La ragazza aveva tutte le funzioni vitali autonomamente efficienti, ma il suo stato cosiddetto vegetativo, le impediva di assumere cibo e acqua senza un aiuto esterno, così come accade per i neonati o gli anziani ammalati di Alzheimer o i tetraplegici.

Profili Etici e Giuridici

Il dibattito etico si concentra sulla distinzione tra il rifiuto di trattamenti medici e il diritto alla vita. Da un lato, vi è la posizione che sostiene l’autonomia del paziente come valore supremo, garantito dagli articoli 13 e 32 della Costituzione italiana, che tutelano la libertà personale e il diritto alla salute. Dall’altro, vi è chi considera la vita un valore indisponibile e sacro, che non può essere messo in discussione da decisioni individuali.

Il recente verdetto della Corte dei Conti, che ha condannato Carlo Lucchina a risarcire la famiglia Englaro per aver impedito l’interruzione del trattamento, evidenzia le implicazioni giuridiche e amministrative di tali decisioni.
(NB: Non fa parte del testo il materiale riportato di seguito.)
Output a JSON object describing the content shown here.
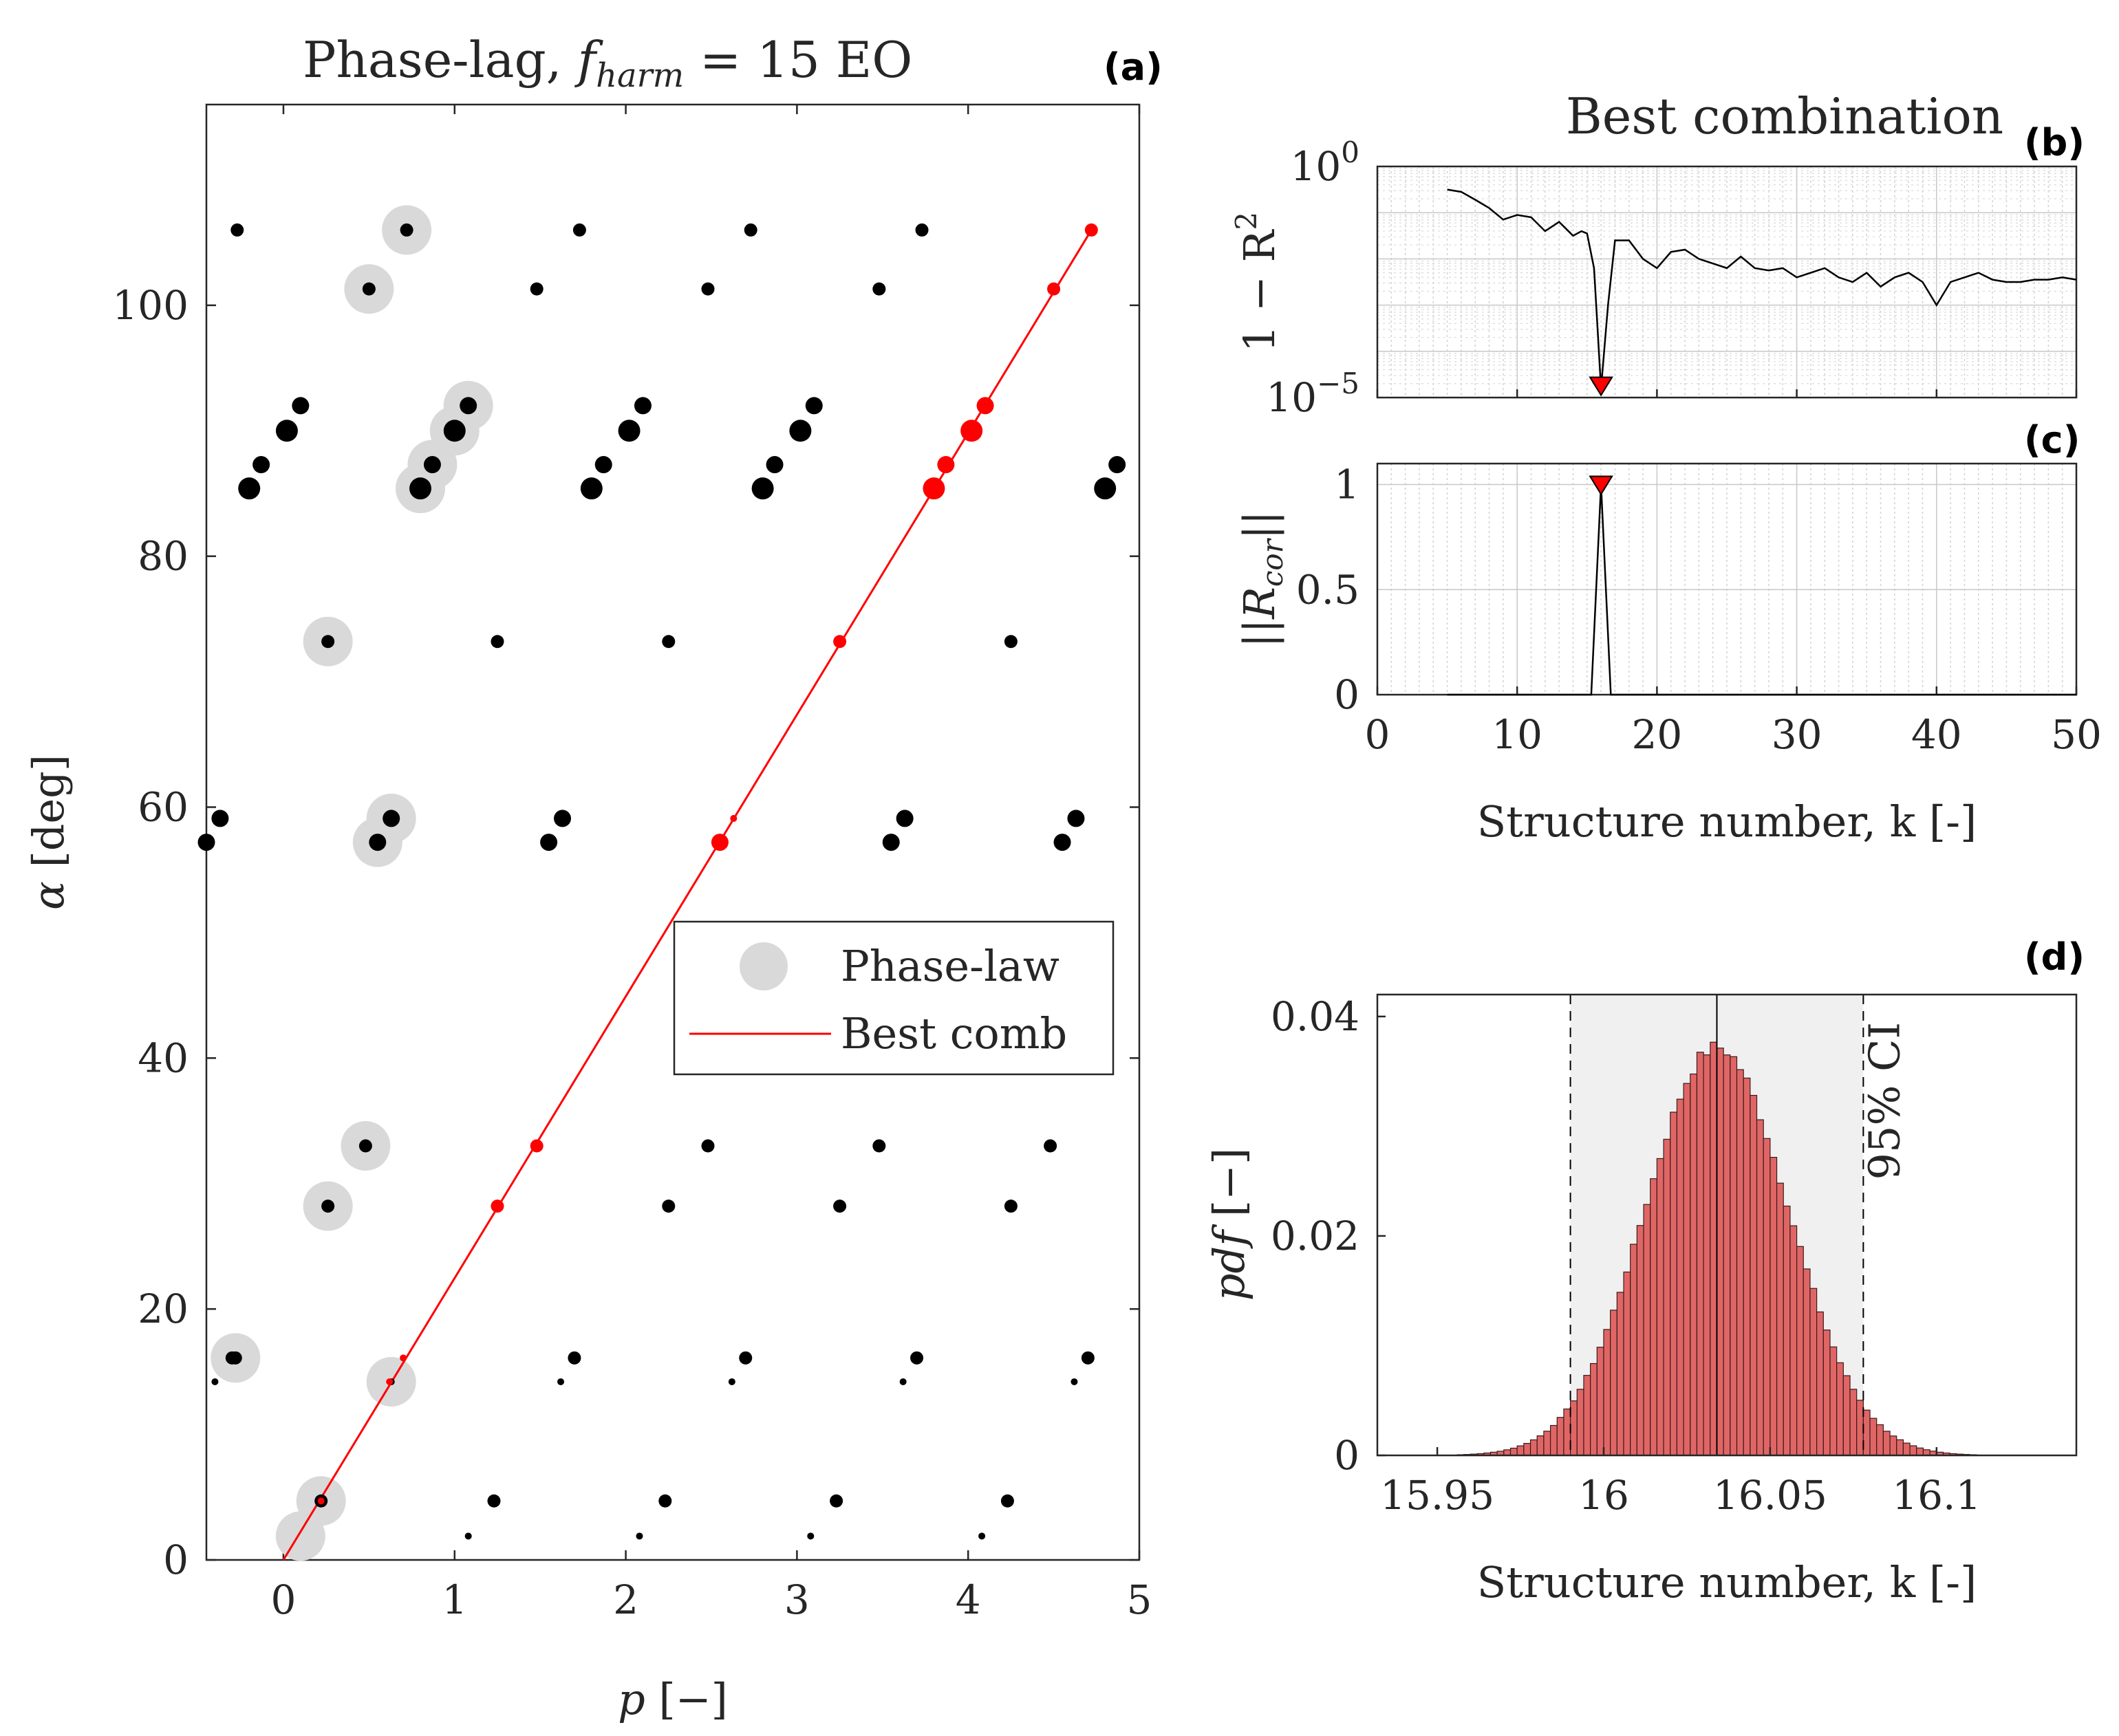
{
  "chart_data": [
    {
      "panel": "(a)",
      "type": "scatter",
      "title_prefix": "Phase-lag, ",
      "title_f": "f",
      "title_sub": "harm",
      "title_suffix": " = 15 EO",
      "xlabel_var": "p",
      "xlabel_unit": " [−]",
      "ylabel_var": "α",
      "ylabel_unit": " [deg]",
      "xlim": [
        -0.45,
        5
      ],
      "ylim": [
        0,
        116
      ],
      "xticks": [
        0,
        1,
        2,
        3,
        4,
        5
      ],
      "yticks": [
        0,
        20,
        40,
        60,
        80,
        100
      ],
      "legend": {
        "position": "center-right",
        "entries": [
          "Phase-law",
          "Best comb"
        ]
      },
      "colors": {
        "points": "#000000",
        "phase_law": "#d9d9d9",
        "best": "#ff0000"
      },
      "point_sets": [
        {
          "size": "small",
          "xs": [
            1.08,
            2.08,
            3.08,
            4.08
          ],
          "y": 1.9
        },
        {
          "size": "small",
          "xs": [
            -0.4,
            1.62,
            2.62,
            3.62,
            4.62
          ],
          "y": 14.2
        },
        {
          "size": "medium",
          "xs": [
            -0.3,
            1.7,
            2.7,
            3.7,
            4.7
          ],
          "y": 16.1
        },
        {
          "size": "medium",
          "xs": [
            1.23,
            2.23,
            3.23,
            4.23
          ],
          "y": 4.7
        },
        {
          "size": "medium",
          "xs": [
            2.25,
            3.25,
            4.25
          ],
          "y": 28.2
        },
        {
          "size": "medium",
          "xs": [
            2.48,
            3.48,
            4.48
          ],
          "y": 33.0
        },
        {
          "size": "medium",
          "xs": [
            1.25,
            2.25,
            4.25
          ],
          "y": 73.2
        },
        {
          "size": "large",
          "xs": [
            -0.45,
            1.55,
            3.55,
            4.55
          ],
          "y": 57.2
        },
        {
          "size": "large",
          "xs": [
            -0.37,
            1.63,
            3.63,
            4.63
          ],
          "y": 59.1
        },
        {
          "size": "xlarge",
          "xs": [
            -0.2,
            1.8,
            2.8,
            4.8
          ],
          "y": 85.4
        },
        {
          "size": "large",
          "xs": [
            -0.13,
            1.87,
            2.87,
            4.87
          ],
          "y": 87.3
        },
        {
          "size": "xlarge",
          "xs": [
            0.02,
            2.02,
            3.02
          ],
          "y": 90.0
        },
        {
          "size": "large",
          "xs": [
            0.1,
            2.1,
            3.1
          ],
          "y": 92.0
        },
        {
          "size": "medium",
          "xs": [
            1.48,
            2.48,
            3.48
          ],
          "y": 101.3
        },
        {
          "size": "medium",
          "xs": [
            -0.27,
            1.73,
            2.73,
            3.73
          ],
          "y": 106.0
        }
      ],
      "phase_law": {
        "x": [
          0.1,
          0.22,
          0.63,
          0.26,
          0.48,
          0.26,
          0.55,
          0.63,
          0.8,
          0.87,
          1.0,
          1.08,
          0.5,
          0.72,
          -0.28
        ],
        "y": [
          1.9,
          4.7,
          14.2,
          28.2,
          33.0,
          73.2,
          57.2,
          59.1,
          85.4,
          87.3,
          90.0,
          92.0,
          101.3,
          106.0,
          16.1
        ]
      },
      "phase_law_marked": {
        "x": [
          0.22,
          0.63,
          0.26,
          0.48,
          0.26,
          0.55,
          0.63,
          0.8,
          0.87,
          1.0,
          1.08,
          0.5,
          0.72,
          -0.28
        ],
        "y": [
          4.7,
          14.2,
          28.2,
          33.0,
          73.2,
          57.2,
          59.1,
          85.4,
          87.3,
          90.0,
          92.0,
          101.3,
          106.0,
          16.1
        ],
        "size": [
          "medium",
          "small",
          "medium",
          "medium",
          "medium",
          "large",
          "large",
          "xlarge",
          "large",
          "xlarge",
          "large",
          "medium",
          "medium",
          "medium"
        ]
      },
      "best_comb": {
        "x": [
          0.0,
          0.22,
          0.62,
          0.7,
          1.25,
          1.48,
          2.55,
          2.63,
          3.25,
          3.8,
          3.87,
          4.02,
          4.1,
          4.5,
          4.72
        ],
        "y": [
          0.0,
          4.7,
          14.2,
          16.1,
          28.2,
          33.0,
          57.2,
          59.1,
          73.2,
          85.4,
          87.3,
          90.0,
          92.0,
          101.3,
          106.0
        ],
        "size": [
          "none",
          "small",
          "small",
          "small",
          "medium",
          "medium",
          "large",
          "small",
          "medium",
          "xlarge",
          "large",
          "xlarge",
          "large",
          "medium",
          "medium"
        ]
      }
    },
    {
      "panel": "(b)",
      "type": "line",
      "title": "Best combination",
      "ylabel_prefix": "1 − R",
      "ylabel_sup": "2",
      "yscale": "log",
      "ylim_exp": [
        -5,
        0
      ],
      "ytick_exps": [
        0,
        -5
      ],
      "ytick_base": "10",
      "xlim": [
        0,
        50
      ],
      "grid": true,
      "x": [
        5,
        6,
        7,
        8,
        9,
        10,
        11,
        12,
        13,
        14,
        14.6,
        15,
        15.5,
        16,
        16.5,
        17,
        18,
        19,
        20,
        21,
        22,
        23,
        24,
        25,
        26,
        27,
        28,
        29,
        30,
        31,
        32,
        33,
        34,
        35,
        36,
        37,
        38,
        39,
        40,
        41,
        42,
        43,
        44,
        45,
        46,
        47,
        48,
        49,
        50
      ],
      "y_log10": [
        -0.5,
        -0.55,
        -0.72,
        -0.9,
        -1.15,
        -1.05,
        -1.1,
        -1.4,
        -1.2,
        -1.5,
        -1.4,
        -1.45,
        -2.2,
        -4.8,
        -3.0,
        -1.6,
        -1.6,
        -2.0,
        -2.2,
        -1.85,
        -1.8,
        -2.0,
        -2.1,
        -2.2,
        -1.95,
        -2.2,
        -2.25,
        -2.2,
        -2.4,
        -2.3,
        -2.2,
        -2.4,
        -2.5,
        -2.3,
        -2.6,
        -2.4,
        -2.3,
        -2.5,
        -3.0,
        -2.5,
        -2.4,
        -2.3,
        -2.45,
        -2.5,
        -2.5,
        -2.45,
        -2.45,
        -2.4,
        -2.45
      ],
      "marker": {
        "x": 16,
        "y_log10": -4.8,
        "color": "#ff0000"
      }
    },
    {
      "panel": "(c)",
      "type": "line",
      "ylabel_outer": "||",
      "ylabel_R": "R",
      "ylabel_sub": "cor",
      "xlabel": "Structure number, k [-]",
      "xlim": [
        0,
        50
      ],
      "ylim": [
        0,
        1.1
      ],
      "xticks": [
        0,
        10,
        20,
        30,
        40,
        50
      ],
      "yticks": [
        0,
        0.5,
        1
      ],
      "grid": true,
      "x": [
        5,
        15.3,
        16,
        16.7,
        50
      ],
      "y": [
        0,
        0,
        1,
        0,
        0
      ],
      "marker": {
        "x": 16,
        "y": 1,
        "color": "#ff0000"
      }
    },
    {
      "panel": "(d)",
      "type": "bar",
      "xlabel": "Structure number, k [-]",
      "ylabel_var": "pdf",
      "ylabel_unit": " [−]",
      "annotation": "95% CI",
      "xlim": [
        15.932,
        16.142
      ],
      "ylim": [
        0,
        0.042
      ],
      "xticks": [
        15.95,
        16,
        16.05,
        16.1
      ],
      "yticks": [
        0,
        0.02,
        0.04
      ],
      "ci": [
        15.99,
        16.078
      ],
      "median": 16.034,
      "bar_color": "#e06666",
      "bins": {
        "start": 15.942,
        "width": 0.002,
        "mean": 16.034,
        "sigma": 0.0215,
        "peak": 0.0372
      }
    }
  ]
}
La Corte ha stabilito che l’amministrazione sanitaria non può negare il diritto di rifiutare le cure, ribaltando la sentenza di primo grado che aveva assolto Lucchina.

La Sacralità della Vita

La visione che attribuisce un valore assoluto alla vita umana sostiene che nessuno, nemmeno il paziente stesso, ha il diritto di disporne. Questa prospettiva si basa su una concezione etica e metafisica della vita come dono immutabile, che deve essere rispettato in ogni condizione. Tale visione si confronta con le esperienze personali di sofferenza e con la chiave di lettura della vita ridotta a strumento di produzione e di edonismo egoista.

Il diaframma sottile tra Diritto e Giustizia

È triste che si parli ancora di Eluana Englaro, una ragazza uscita dall’anonimato proprio quando l’efficienza fisica della gioventù e la sua vota di esprimersi è stata spezzata da un terribile incidente stradale.

La sua vicenda che ha prestato fianco ad associazioni che promuovono eutanasia e suicidio assistito, rappresenta un importante punto di riflessione sul diritto all’autodeterminazione e sulla sacralità della vita.

Carlo Lucchina che dovrebbe sborsare 175 mila euro di danno all’Erario, dopo essere stato assolto in Primo Grado e condannato in appello, arriverà in Cassazione per dimostrare che non ha agito per una questione di obiezione di coscienza, ma per assecondare come medico il principio di non maleficenza sul malato.

Una legislazione chiara e condivisa è essenziale per garantire che le decisioni mediche rispettino i valori fondamentali della nostra società, proteggendo la dignità e i diritti di ogni individuo. La complessità di questi temi richiede un dialogo aperto e rispettoso, capace di riconoscere e valorizzare le diverse sensibilità etiche e morali presenti nella nostra comunità.

Triste è quando solo il mondo dei credenti deve pronunciarsi sulla difesa della vita. La libertà è la forma più alta della vita che c’è su questo pianeta, la vita umana. Se la libertà si volge contro la vita umana, la libertà entra in contraddizione con se stessa, e una libertà auto-contraddittoria non può essere un principio strutturante della vita sociale e politica.